Anniversary of My Mother’s Death after Alzheimer’s

Even after four days of waiting and watching her body fail, finding her actually dead was a shock.  I stopped in my tracks, then subconsciously backed up against the wall across from her bed, staring in disbelief.  My father and I missed her final breath by only minutes or seconds. I believe she wanted it that way.

The week of scanning photos for her memorial service that followed helped to soften my mental image of my mother. I did not want to remember her feverish, unconscious and dehydrated, then cold and lifeless in her bed.

Grieving after Alzheimer’s Death

A friend once told me that when someone dies, it’s like a book closes.  You can see glimpses of the book or think about the book. But you can never open it and mine it for knowledge again.

While I can’t hug or have a conversation with my mother, she is more accessible to me now than she was in the final years of her illness, lost and unable to communicate.

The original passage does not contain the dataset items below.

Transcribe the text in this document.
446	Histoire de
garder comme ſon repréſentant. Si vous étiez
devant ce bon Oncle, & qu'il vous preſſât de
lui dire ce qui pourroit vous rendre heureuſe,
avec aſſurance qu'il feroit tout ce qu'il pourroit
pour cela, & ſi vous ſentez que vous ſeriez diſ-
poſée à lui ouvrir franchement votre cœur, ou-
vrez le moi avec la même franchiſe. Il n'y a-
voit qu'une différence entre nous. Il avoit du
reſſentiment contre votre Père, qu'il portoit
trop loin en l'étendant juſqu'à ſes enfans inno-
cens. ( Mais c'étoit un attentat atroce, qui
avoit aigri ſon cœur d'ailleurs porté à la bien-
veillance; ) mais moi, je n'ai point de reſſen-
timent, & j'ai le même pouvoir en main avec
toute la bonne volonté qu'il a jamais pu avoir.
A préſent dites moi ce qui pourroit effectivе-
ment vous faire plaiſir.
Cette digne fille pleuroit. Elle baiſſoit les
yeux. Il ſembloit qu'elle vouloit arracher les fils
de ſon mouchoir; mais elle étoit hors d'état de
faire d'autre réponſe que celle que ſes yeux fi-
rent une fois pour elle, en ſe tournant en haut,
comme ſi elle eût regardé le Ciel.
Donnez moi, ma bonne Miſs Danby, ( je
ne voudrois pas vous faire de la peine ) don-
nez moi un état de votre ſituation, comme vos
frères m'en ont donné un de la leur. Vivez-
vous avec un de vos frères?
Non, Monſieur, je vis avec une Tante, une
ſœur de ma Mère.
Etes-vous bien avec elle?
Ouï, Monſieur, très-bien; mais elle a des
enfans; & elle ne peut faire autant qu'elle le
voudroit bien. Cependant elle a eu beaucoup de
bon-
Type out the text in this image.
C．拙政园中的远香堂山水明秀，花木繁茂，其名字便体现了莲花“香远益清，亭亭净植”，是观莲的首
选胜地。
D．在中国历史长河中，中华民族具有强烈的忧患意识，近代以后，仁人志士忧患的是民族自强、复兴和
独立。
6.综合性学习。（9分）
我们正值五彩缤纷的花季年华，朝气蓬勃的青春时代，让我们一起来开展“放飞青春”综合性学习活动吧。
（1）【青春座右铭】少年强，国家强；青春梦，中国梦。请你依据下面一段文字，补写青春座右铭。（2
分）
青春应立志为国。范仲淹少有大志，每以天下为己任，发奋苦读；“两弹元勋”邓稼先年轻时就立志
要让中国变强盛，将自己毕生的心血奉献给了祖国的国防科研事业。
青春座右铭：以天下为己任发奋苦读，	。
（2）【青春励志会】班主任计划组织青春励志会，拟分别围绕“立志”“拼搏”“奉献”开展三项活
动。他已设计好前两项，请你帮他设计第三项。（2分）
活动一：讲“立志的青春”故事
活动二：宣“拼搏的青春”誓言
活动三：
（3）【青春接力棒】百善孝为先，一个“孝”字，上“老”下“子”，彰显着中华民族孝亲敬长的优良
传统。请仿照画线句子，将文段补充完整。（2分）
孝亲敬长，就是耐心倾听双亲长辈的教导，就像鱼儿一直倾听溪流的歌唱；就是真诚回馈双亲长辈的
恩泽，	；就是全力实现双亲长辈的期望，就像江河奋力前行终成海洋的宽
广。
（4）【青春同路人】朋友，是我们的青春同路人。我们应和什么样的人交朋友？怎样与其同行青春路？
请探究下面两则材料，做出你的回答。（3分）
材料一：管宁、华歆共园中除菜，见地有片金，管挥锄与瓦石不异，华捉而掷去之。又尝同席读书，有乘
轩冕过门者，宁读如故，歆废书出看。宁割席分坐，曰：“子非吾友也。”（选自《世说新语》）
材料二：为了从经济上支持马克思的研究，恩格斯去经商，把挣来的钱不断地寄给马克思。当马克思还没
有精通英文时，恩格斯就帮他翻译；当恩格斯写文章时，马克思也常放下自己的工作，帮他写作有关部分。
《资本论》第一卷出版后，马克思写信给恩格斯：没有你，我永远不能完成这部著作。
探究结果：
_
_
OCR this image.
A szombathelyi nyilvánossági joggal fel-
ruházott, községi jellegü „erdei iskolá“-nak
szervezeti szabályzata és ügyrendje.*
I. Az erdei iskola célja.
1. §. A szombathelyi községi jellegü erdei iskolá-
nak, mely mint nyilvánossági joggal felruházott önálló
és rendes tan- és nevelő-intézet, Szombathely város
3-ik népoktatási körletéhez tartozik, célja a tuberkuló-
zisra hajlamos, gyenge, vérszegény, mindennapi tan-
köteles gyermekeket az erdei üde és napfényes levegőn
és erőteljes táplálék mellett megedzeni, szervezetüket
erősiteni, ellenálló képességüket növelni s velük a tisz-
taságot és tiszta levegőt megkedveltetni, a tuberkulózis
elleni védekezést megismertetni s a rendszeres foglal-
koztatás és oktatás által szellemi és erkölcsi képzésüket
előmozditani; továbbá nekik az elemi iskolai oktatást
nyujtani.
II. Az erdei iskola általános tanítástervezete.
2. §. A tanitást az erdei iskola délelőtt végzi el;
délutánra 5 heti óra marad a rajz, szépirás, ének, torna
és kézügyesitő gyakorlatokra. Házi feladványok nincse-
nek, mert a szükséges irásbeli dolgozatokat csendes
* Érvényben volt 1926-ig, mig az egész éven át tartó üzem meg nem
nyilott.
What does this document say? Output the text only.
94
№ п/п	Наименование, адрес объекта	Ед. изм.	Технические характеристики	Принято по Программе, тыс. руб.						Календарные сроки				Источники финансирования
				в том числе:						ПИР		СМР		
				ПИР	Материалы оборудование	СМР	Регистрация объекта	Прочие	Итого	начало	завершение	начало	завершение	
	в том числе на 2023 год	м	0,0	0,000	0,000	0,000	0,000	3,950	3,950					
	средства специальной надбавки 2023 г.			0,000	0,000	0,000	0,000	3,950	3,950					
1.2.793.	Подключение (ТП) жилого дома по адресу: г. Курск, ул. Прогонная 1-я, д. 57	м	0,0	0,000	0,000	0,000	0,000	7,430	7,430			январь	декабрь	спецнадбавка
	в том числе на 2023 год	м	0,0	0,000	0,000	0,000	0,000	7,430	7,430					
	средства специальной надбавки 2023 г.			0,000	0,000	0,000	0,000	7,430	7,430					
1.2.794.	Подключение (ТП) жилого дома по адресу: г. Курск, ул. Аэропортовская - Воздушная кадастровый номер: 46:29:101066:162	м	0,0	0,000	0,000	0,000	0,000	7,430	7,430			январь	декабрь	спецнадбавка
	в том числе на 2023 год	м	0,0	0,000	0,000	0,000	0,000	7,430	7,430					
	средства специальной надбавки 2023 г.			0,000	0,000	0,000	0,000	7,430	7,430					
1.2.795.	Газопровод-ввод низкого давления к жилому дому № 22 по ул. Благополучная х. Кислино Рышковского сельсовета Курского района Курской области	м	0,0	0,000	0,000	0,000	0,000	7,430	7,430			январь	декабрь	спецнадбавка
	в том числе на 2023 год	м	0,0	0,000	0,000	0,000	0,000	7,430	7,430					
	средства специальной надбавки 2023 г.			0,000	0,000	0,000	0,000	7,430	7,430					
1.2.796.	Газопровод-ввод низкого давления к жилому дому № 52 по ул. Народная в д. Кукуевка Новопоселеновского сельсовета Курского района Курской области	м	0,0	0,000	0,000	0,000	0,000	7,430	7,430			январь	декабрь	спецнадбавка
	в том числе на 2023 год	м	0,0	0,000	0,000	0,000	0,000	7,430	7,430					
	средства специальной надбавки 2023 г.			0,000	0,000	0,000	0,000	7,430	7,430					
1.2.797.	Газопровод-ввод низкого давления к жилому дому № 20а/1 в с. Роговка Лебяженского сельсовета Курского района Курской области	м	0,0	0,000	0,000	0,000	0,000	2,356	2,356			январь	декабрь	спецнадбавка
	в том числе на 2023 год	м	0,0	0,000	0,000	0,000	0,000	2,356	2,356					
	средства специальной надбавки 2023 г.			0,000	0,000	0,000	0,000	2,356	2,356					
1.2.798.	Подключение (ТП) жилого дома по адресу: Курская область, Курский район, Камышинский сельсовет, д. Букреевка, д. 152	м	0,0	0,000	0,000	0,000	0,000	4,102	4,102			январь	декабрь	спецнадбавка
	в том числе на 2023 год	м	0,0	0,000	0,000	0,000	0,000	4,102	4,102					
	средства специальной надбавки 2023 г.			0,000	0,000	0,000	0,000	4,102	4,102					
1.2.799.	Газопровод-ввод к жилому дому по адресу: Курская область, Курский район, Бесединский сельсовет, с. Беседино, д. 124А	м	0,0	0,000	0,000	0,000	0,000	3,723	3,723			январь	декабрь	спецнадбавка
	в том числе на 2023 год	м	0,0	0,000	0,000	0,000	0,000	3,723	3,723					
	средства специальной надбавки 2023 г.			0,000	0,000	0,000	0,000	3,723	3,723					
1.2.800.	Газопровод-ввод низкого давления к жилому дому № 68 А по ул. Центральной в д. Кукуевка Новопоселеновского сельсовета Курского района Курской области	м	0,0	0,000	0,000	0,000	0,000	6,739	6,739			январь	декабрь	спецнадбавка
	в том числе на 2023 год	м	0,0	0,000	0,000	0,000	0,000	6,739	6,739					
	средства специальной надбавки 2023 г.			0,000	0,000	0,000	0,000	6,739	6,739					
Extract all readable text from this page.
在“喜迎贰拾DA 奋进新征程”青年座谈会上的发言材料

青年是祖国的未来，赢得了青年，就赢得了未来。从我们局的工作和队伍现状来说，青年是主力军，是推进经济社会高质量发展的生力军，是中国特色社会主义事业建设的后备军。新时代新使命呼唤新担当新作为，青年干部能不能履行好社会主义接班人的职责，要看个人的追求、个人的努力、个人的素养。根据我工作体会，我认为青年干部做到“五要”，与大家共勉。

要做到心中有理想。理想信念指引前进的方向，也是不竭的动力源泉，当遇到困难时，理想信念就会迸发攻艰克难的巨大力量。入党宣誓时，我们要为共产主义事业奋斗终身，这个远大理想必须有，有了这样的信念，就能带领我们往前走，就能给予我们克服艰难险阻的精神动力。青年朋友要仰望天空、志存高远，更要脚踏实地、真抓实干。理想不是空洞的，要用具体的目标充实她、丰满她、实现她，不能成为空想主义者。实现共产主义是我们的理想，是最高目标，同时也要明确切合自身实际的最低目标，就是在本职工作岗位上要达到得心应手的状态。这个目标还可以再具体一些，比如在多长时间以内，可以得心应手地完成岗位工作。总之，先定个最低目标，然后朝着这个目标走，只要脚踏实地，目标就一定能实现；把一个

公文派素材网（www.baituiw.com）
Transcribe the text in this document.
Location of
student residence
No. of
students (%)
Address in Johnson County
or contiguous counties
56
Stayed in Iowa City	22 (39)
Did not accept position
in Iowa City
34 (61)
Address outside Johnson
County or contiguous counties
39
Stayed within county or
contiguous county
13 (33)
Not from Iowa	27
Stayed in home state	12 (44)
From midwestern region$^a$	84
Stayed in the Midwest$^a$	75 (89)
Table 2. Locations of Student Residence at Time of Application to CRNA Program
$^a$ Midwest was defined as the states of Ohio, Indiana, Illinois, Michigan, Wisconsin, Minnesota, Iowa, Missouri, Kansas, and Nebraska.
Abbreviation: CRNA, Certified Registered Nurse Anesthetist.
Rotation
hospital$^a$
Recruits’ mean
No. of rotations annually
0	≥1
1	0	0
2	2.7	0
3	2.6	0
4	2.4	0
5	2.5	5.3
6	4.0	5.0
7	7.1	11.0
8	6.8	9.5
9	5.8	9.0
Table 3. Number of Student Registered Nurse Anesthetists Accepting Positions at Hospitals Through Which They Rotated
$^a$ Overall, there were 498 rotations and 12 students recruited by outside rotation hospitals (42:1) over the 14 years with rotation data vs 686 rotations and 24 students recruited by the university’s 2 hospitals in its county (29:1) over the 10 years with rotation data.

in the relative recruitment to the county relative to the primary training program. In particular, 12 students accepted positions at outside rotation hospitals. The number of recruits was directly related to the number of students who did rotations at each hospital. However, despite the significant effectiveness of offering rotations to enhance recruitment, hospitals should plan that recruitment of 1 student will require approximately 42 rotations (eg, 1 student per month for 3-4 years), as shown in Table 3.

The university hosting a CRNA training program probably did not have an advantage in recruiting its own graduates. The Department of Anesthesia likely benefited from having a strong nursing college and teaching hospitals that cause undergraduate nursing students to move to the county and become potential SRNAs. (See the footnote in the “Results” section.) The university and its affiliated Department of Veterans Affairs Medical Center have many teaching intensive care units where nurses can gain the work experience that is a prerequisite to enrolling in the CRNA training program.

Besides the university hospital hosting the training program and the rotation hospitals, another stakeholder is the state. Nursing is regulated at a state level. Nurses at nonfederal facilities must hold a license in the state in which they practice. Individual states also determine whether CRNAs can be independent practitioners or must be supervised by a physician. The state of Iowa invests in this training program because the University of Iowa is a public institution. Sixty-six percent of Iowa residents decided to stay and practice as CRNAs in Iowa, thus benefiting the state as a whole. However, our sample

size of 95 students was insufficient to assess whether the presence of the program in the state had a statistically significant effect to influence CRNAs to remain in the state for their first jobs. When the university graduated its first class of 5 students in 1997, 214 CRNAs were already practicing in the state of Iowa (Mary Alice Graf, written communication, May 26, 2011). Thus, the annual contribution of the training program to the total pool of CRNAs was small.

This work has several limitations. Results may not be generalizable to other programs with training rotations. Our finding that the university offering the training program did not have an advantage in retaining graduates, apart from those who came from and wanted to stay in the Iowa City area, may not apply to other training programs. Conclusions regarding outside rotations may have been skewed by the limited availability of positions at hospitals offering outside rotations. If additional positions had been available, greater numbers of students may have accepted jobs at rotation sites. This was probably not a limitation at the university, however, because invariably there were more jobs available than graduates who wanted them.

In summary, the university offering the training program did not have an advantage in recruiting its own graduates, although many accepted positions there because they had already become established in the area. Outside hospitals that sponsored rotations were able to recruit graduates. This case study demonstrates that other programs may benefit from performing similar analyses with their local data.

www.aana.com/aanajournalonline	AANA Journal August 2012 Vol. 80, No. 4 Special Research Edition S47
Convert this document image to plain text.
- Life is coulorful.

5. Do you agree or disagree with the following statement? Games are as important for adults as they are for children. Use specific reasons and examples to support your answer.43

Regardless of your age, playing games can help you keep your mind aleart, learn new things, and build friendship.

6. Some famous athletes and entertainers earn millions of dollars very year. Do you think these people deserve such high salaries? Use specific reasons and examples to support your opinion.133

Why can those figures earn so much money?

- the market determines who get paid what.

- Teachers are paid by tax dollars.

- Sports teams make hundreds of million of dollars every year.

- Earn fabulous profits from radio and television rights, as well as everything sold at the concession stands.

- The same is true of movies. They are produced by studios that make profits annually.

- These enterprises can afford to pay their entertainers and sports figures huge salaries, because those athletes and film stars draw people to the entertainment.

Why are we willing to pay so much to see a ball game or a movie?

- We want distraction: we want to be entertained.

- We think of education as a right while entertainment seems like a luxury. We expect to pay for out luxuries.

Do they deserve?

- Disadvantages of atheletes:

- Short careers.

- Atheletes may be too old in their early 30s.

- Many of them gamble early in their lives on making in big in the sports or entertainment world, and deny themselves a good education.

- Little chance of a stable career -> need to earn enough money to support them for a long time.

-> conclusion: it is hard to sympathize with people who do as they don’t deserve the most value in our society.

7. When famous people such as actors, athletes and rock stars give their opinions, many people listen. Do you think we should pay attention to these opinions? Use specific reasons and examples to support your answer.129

Now she is whole and limitless.  She is my mother again, beautiful and intelligent and opinionated. She is no longer an Alzheimer’s patient–stuck in a wheelchair, emaciated, unaware and dying.

Grief and Motherhood

I cry every time I watch the moment in Up! when Carl finds his deceased wife Ellie’s inscription: “Thanks for the adventure – now go have a new one!”

I didn’t have to look far to find my new adventure–motherhood.

I was pregnant with my first daughter when I set up hospice care for my mother. That decision followed my mom’s stressful hospital visit in May 2011.

I was pregnant with my second daughter when my mother passed away, two years later, in June 2013.  My husband and I discovered we were having another girl just a couple of weeks after the memorial service for my mother.

My Youngest Daughter Reminds Me of Myself and My Mother

Now, my youngest daughter looks at me with eyes I’ve known my whole life. They are the eyes I see in the mirror; they are also my mother’s eyes.

My baby is delicate and wild like my mom.  Her food allergies and sensitive skin were a struggle at first. But they opened my eyes to possible links between genetic gluten sensitivity and my mom’s health issues including hypothyroidism and Alzheimer’s disease.

(Today I know that cookies and cream milkshake is the trifecta of inflammatory foods I shouldn’t be eating–dairy, gluten, and sugar.)

My youngest daughter’s brave and adventurous spirit daily inspires me to embrace life as an adventure. She challenges me to let go of past hurts and mistakes. And she encourages me to move forward with curiosity instead of fear.

My Mother’s Greatest Adventure

The longest day of the year, the Summer Solstice, was my mother’s final full day on this Earth.  I think it is no accident that she waited to leave us until June 22nd, my brother’s birth month and my birth date.

I like to think it was her way of forever reminding us that we were her greatest adventure.